How do you know where to look and what to look for? Figure 1 represents a high-level view of a single zEnterprise 196, attached via multiple (non-cascaded) FICON directors to an enterprise class DASD array. The DASD array is a generic illustration intended to represent the control unit, devices, and adapters connecting the DASD array to the FICON directors. You can see the RMF reports used with the various components of this environment. These are commonly used for identification, root cause analysis, and resolution (tuning) of I/O-related performance problems in a modern mainframe environment. Figure 1 shows which components of your environment can be analyzed with which report. The reports are:
• SMF 78: RMF I/O Queuing Activity (IOQ) provides information on your installation’s I/O configuration and activity rate, queue lengths, and percentages when one or more I/O components, grouped by a Logical Control Unit (LCU), were busy.
• SMF 73, RMF Channel Path Activity (CHAN) provides basic information about channel path use. It identifies each channel path by Channel Path Identifier (CHPID) and channel path type. It also reports the total channel utilization by the entire mainframe, and channel utilization by individual Logical Partition (LPAR).
• SMF 74-7, RMF FICON Director Activity (FCD) provides useful capacity planning and troubleshooting information for identifying potential bottlenecks and switch latency at the individual port level.
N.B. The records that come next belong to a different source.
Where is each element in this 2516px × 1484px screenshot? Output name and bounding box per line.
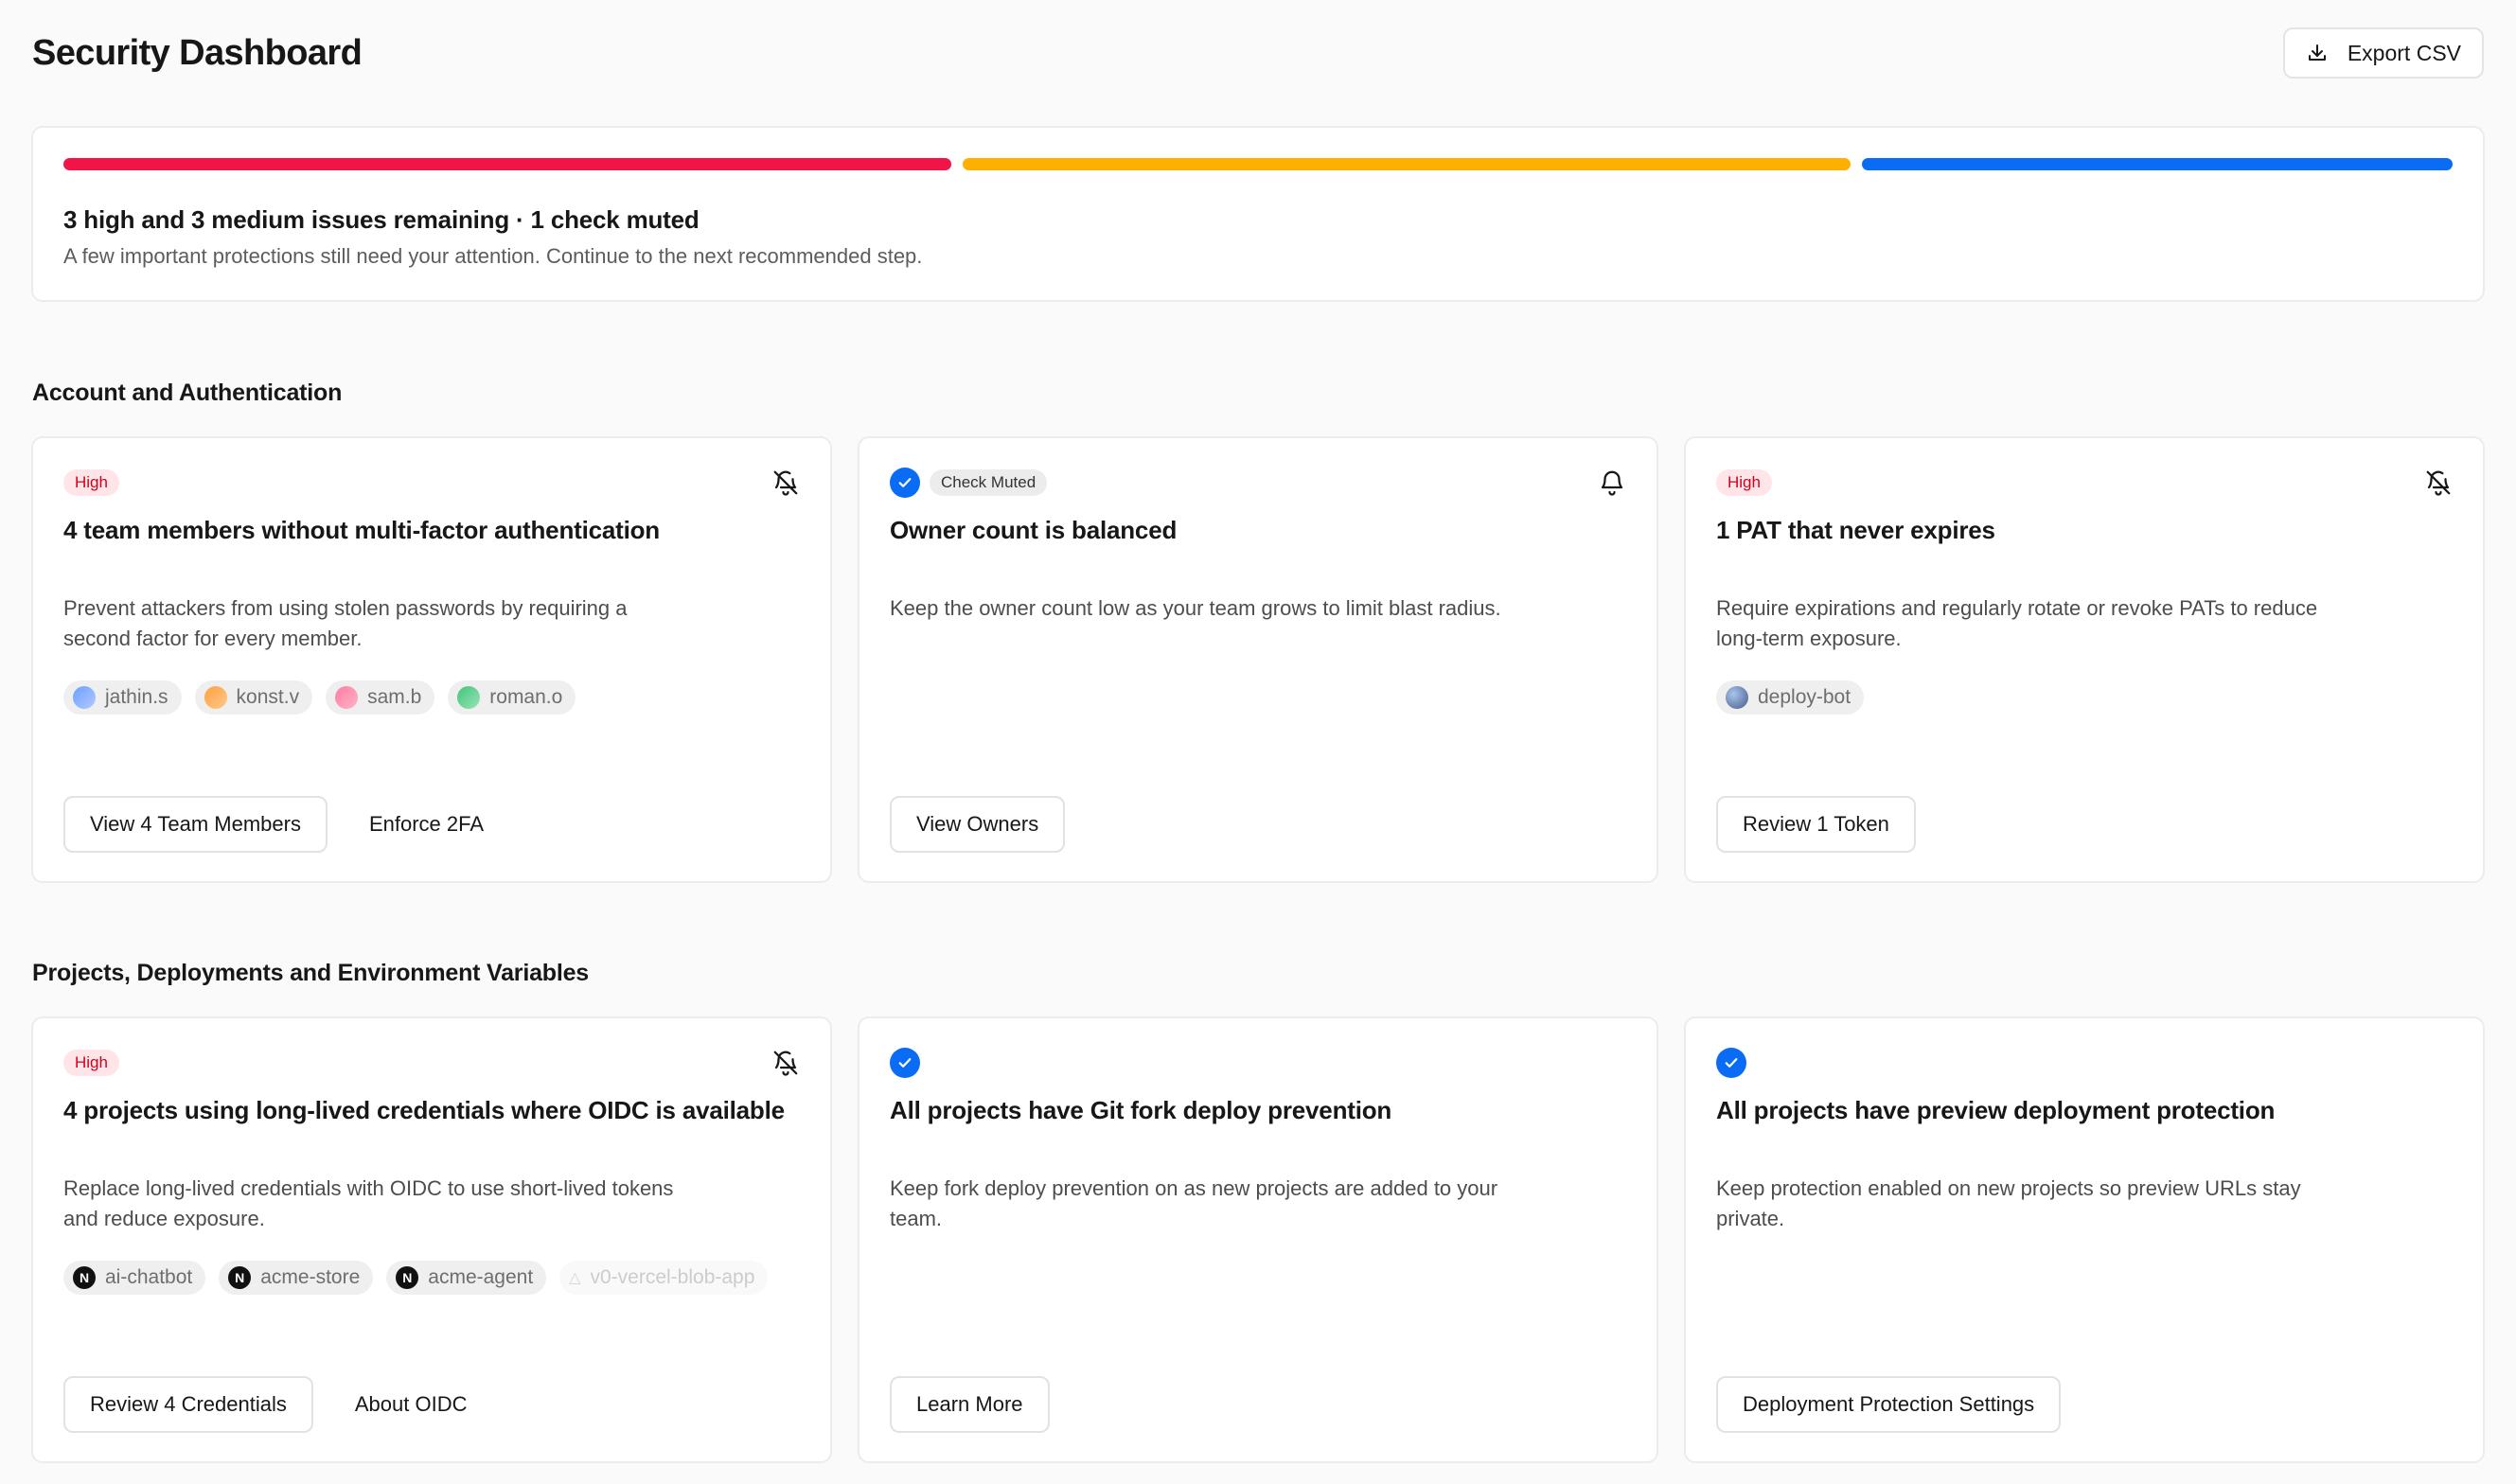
member-chip[interactable]: roman.o <box>448 680 576 715</box>
card-title: 1 PAT that never expires <box>1716 516 1995 544</box>
severity-badge: High <box>63 469 119 496</box>
nextjs-icon: N <box>73 1266 96 1289</box>
summary-title: 3 high and 3 medium issues remaining · 1… <box>63 205 700 234</box>
card-title: 4 team members without multi-factor auth… <box>63 516 660 544</box>
avatar <box>335 686 359 709</box>
view-team-members-button[interactable]: View 4 Team Members <box>63 796 328 853</box>
about-oidc-link[interactable]: About OIDC <box>355 1392 468 1417</box>
member-chip[interactable]: jathin.s <box>63 680 182 715</box>
member-chip[interactable]: sam.b <box>326 680 435 715</box>
page-title: Security Dashboard <box>32 32 363 73</box>
card-description: Keep fork deploy prevention on as new pr… <box>890 1176 1498 1230</box>
summary-description: A few important protections still need y… <box>63 244 923 268</box>
project-chip[interactable]: Nacme-store <box>219 1261 374 1295</box>
export-csv-label: Export CSV <box>2347 40 2461 65</box>
export-csv-button[interactable]: Export CSV <box>2282 27 2484 79</box>
card-description: Keep the owner count low as your team gr… <box>890 596 1501 620</box>
avatar <box>204 686 227 709</box>
bell-off-icon[interactable] <box>2424 468 2453 497</box>
nextjs-icon: N <box>228 1266 252 1289</box>
severity-badge: High <box>63 1050 119 1076</box>
card-title: All projects have Git fork deploy preven… <box>890 1096 1392 1124</box>
header: Security Dashboard Export CSV <box>32 26 2484 80</box>
card-title: 4 projects using long-lived credentials … <box>63 1096 785 1124</box>
card-mfa: High 4 team members without multi-factor… <box>31 436 832 883</box>
project-chip[interactable]: Nai-chatbot <box>63 1261 206 1295</box>
nextjs-icon: N <box>396 1266 419 1289</box>
token-chips: deploy-bot <box>1716 680 2426 715</box>
card-fork-prevention: All projects have Git fork deploy preven… <box>858 1016 1658 1463</box>
severity-progress <box>63 158 2453 170</box>
check-icon <box>890 1048 920 1078</box>
high-severity-bar <box>63 158 951 170</box>
project-chip[interactable]: △ v0-vercel-blob-app <box>559 1261 769 1295</box>
deployment-protection-settings-button[interactable]: Deployment Protection Settings <box>1716 1376 2062 1433</box>
review-credentials-button[interactable]: Review 4 Credentials <box>63 1376 313 1433</box>
member-chips: jathin.s konst.v sam.b roman.o <box>63 680 773 715</box>
card-description: Require expirations and regularly rotate… <box>1716 596 2318 650</box>
token-chip[interactable]: deploy-bot <box>1716 680 1865 715</box>
avatar <box>73 686 96 709</box>
project-chips: Nai-chatbot Nacme-store Nacme-agent △ v0-… <box>63 1261 773 1295</box>
review-token-button[interactable]: Review 1 Token <box>1716 796 1916 853</box>
enforce-2fa-link[interactable]: Enforce 2FA <box>369 812 484 837</box>
medium-severity-bar <box>963 158 1851 170</box>
vercel-icon: △ <box>569 1270 581 1286</box>
low-severity-bar <box>1862 158 2453 170</box>
section-title-account: Account and Authentication <box>32 380 343 406</box>
avatar <box>457 686 481 709</box>
card-oidc: High 4 projects using long-lived credent… <box>31 1016 832 1463</box>
avatar <box>1726 686 1748 709</box>
member-chip[interactable]: konst.v <box>194 680 313 715</box>
check-icon <box>890 468 920 498</box>
download-icon <box>2308 44 2326 61</box>
check-icon <box>1716 1048 1746 1078</box>
card-title: All projects have preview deployment pro… <box>1716 1096 2276 1124</box>
section-title-projects: Projects, Deployments and Environment Va… <box>32 960 590 986</box>
card-owner-count: Check Muted Owner count is balanced Keep… <box>858 436 1658 883</box>
card-preview-protection: All projects have preview deployment pro… <box>1684 1016 2485 1463</box>
card-pat: High 1 PAT that never expires Require ex… <box>1684 436 2485 883</box>
learn-more-button[interactable]: Learn More <box>890 1376 1050 1433</box>
summary-panel: 3 high and 3 medium issues remaining · 1… <box>31 126 2485 302</box>
card-description: Keep protection enabled on new projects … <box>1716 1176 2301 1230</box>
card-title: Owner count is balanced <box>890 516 1178 544</box>
muted-badge: Check Muted <box>930 469 1048 496</box>
view-owners-button[interactable]: View Owners <box>890 796 1066 853</box>
bell-icon[interactable] <box>1598 468 1626 497</box>
card-description: Replace long-lived credentials with OIDC… <box>63 1176 674 1230</box>
card-description: Prevent attackers from using stolen pass… <box>63 596 628 650</box>
bell-off-icon[interactable] <box>771 468 800 497</box>
bell-off-icon[interactable] <box>771 1049 800 1077</box>
severity-badge: High <box>1716 469 1772 496</box>
project-chip[interactable]: Nacme-agent <box>386 1261 547 1295</box>
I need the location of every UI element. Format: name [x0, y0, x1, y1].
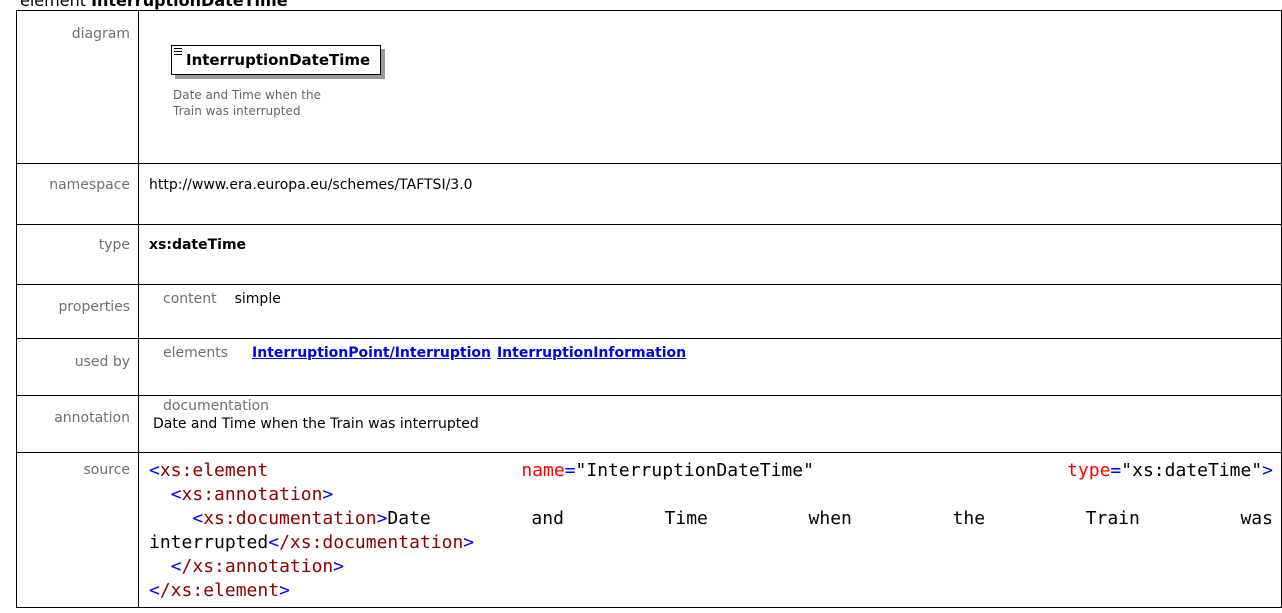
- source-documentation-tag: xs:documentation: [203, 508, 377, 529]
- page-heading: element InterruptionDateTime: [20, 0, 288, 10]
- source-line-1: <xs:element name="InterruptionDateTime" …: [149, 460, 1273, 481]
- row-label-diagram: diagram: [16, 10, 139, 164]
- row-label-properties: properties: [16, 284, 139, 339]
- element-lines-icon: [174, 48, 182, 57]
- row-annotation: annotation documentation Date and Time w…: [16, 395, 1282, 453]
- namespace-value: http://www.era.europa.eu/schemes/TAFTSI/…: [138, 163, 1282, 225]
- source-doc-word: the: [952, 508, 986, 529]
- diagram-element-name: InterruptionDateTime: [186, 51, 371, 69]
- source-line-3: <xs:documentation>Date and Time when the…: [149, 508, 1273, 529]
- link-interruption-information[interactable]: InterruptionInformation: [497, 345, 686, 361]
- row-label-type: type: [16, 224, 139, 285]
- row-diagram: diagram InterruptionDateTime Date and Ti…: [16, 10, 1282, 164]
- annotation-documentation-label: documentation: [163, 398, 270, 414]
- element-doc-table: diagram InterruptionDateTime Date and Ti…: [16, 10, 1282, 608]
- diagram-element-box[interactable]: InterruptionDateTime: [171, 45, 382, 75]
- source-doc-word: Time: [664, 508, 708, 529]
- link-interruption-point-interruption[interactable]: InterruptionPoint/Interruption: [252, 345, 491, 361]
- diagram-documentation: Date and Time when the Train was interru…: [173, 88, 321, 118]
- properties-content-value: simple: [234, 291, 281, 307]
- properties-cell: content simple: [138, 284, 1282, 339]
- source-code: <xs:element name="InterruptionDateTime" …: [138, 452, 1282, 608]
- source-close-annotation: /xs:annotation: [181, 556, 334, 577]
- row-label-source: source: [16, 452, 139, 608]
- source-doc-word: Train: [1085, 508, 1140, 529]
- properties-content-label: content: [163, 291, 217, 307]
- source-attr-name: name: [521, 460, 565, 481]
- source-doc-word: and: [531, 508, 564, 529]
- source-line-2: <xs:annotation>: [170, 484, 334, 505]
- source-open-tag: xs:element: [159, 460, 269, 481]
- annotation-documentation-text: Date and Time when the Train was interru…: [153, 416, 479, 432]
- diagram-cell: InterruptionDateTime Date and Time when …: [138, 10, 1282, 164]
- source-line-5: </xs:annotation>: [170, 556, 345, 577]
- source-line-4: interrupted</xs:documentation>: [149, 532, 475, 553]
- source-doc-word: Date: [387, 508, 431, 529]
- row-label-annotation: annotation: [16, 395, 139, 453]
- heading-element-name: InterruptionDateTime: [91, 0, 288, 10]
- annotation-cell: documentation Date and Time when the Tra…: [138, 395, 1282, 453]
- row-source: source <xs:element name="InterruptionDat…: [16, 452, 1282, 608]
- source-attr-type-value: "xs:dateTime": [1121, 460, 1263, 481]
- source-close-documentation: /xs:documentation: [279, 532, 464, 553]
- source-doc-word: was: [1240, 508, 1273, 529]
- row-properties: properties content simple: [16, 284, 1282, 339]
- used-by-elements-label: elements: [163, 345, 229, 361]
- row-namespace: namespace http://www.era.europa.eu/schem…: [16, 163, 1282, 225]
- used-by-cell: elements InterruptionPoint/Interruption In…: [138, 338, 1282, 396]
- row-type: type xs:dateTime: [16, 224, 1282, 285]
- source-close-element: /xs:element: [159, 580, 280, 601]
- row-used-by: used by elements InterruptionPoint/Interr…: [16, 338, 1282, 396]
- row-label-namespace: namespace: [16, 163, 139, 225]
- source-line-6: </xs:element>: [149, 580, 290, 601]
- source-attr-name-value: "InterruptionDateTime": [575, 460, 814, 481]
- type-value: xs:dateTime: [138, 224, 1282, 285]
- source-annotation-tag: xs:annotation: [181, 484, 323, 505]
- heading-prefix: element: [20, 0, 92, 10]
- source-attr-type: type: [1067, 460, 1111, 481]
- source-doc-word: when: [808, 508, 852, 529]
- row-label-used-by: used by: [16, 338, 139, 396]
- source-doc-last-word: interrupted: [149, 532, 269, 553]
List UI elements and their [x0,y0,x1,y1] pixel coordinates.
The measurements provided for a port in the FCD report include I/O for the system on which the report is taken and all I/O that’s directed through this port, regardless of which LPAR requests the I/O.
• SMF 74-8, RMF ESS Link Statistics (ESS) provides information and statistics on the use and performance of individual adapters on the DASD array.
• SMF 74-5, RMF Cache Activity (CACHE) provides cache statistics on a subsystem and device-level basis.
• SMF 74-1, RMF Device Activity (DEVICE) provides information for all devices in one or more standard device classes or for other devices you specify in the DEVICE option.
Conclusion
The device activity report is the one you’re likely to use first and most in a performance analysis and troubleshooting situation because it contains response time information. From there, you would narrow down what you’re looking at to find the root cause of the problem. You can become proficient with these reports, which means the performance information gap paradox, while real, isn’t insurmountable. Future articles will discuss SMF records in more detail and connect them to new technologies such as MIDAW, zHPF, and DCM.